Lindblad finished Q4 with $118 million in revenue, 80% higher year over year and 56% above the same period in 2019. However, alongside soaring revenue came sky-high operating expenses. The cost to do business for Lindblad jumped 88% year over year in 2022, led by fuel, labor, and land experiences operating costs. Digital marketing initiatives and fleet improvements also contributed to expenses.
Despite 2022 revenue that exceeded 2019's figure by 23%, Lindblad ultimately took a non-GAAP adjusted EBITDA loss of $11.5 million for the year. Compared to 2019's adjusted EBITDA income of $66 million, 2022 wasn't so stellar from a profitability standpoint.
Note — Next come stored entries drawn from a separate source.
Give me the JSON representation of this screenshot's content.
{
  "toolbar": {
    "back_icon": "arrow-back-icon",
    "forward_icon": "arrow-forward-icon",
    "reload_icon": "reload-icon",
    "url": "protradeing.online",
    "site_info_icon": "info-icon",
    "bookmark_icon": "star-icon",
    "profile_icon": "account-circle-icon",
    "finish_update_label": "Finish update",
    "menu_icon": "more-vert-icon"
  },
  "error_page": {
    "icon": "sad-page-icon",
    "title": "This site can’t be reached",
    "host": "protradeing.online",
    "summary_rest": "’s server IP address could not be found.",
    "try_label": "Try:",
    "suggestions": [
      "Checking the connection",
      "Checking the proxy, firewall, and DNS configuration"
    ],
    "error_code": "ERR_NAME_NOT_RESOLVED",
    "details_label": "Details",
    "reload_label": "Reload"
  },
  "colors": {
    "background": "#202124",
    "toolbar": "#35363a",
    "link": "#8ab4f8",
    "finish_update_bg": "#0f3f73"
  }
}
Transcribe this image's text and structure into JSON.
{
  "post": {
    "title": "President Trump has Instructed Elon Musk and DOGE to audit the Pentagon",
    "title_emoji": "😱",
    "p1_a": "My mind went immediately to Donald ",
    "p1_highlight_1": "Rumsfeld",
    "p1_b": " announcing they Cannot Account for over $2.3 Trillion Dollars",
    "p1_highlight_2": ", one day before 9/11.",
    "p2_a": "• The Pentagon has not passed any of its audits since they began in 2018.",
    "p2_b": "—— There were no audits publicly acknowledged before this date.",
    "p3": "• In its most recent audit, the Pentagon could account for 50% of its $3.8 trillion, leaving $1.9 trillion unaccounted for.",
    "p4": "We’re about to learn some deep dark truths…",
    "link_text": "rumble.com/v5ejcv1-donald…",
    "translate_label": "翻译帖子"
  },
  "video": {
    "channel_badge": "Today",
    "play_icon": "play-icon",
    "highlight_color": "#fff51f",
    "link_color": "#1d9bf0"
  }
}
But in a year-over-year context, 2022's loss of $11.5 million looks a whole lot better than 2021's $64 million loss.
3. 2023 bookings outpace 2019 levels
While occupancy actually dropped to 75% in 2022 from 81% in 2021, bookings (future travel reservations) for 2023 have been promising. In fact, as of Lindblad's earnings call in late February, bookings for 2023 surpassed those of 2019 by 47%, on the same date that year.
And as of February's earnings call, Lindblad had already booked more than 80% of full-year projected ticket revenues. As a result of such robust demand, the company guided for a 2023 EBITDA income of $70 million to $80 million on $550 million to $575 million in revenues.
With an expanded fleet and broader travel options, Lindblad has positioned itself to capitalize on the persistent demand for thrilling travel experiences. Although the company has clearly progressed over the past year, Lindblad Expeditions stock trades roughly 57% below its March 2021 all-time high. If the company can fulfill its earnings expectations this year, the stock could rise accordingly.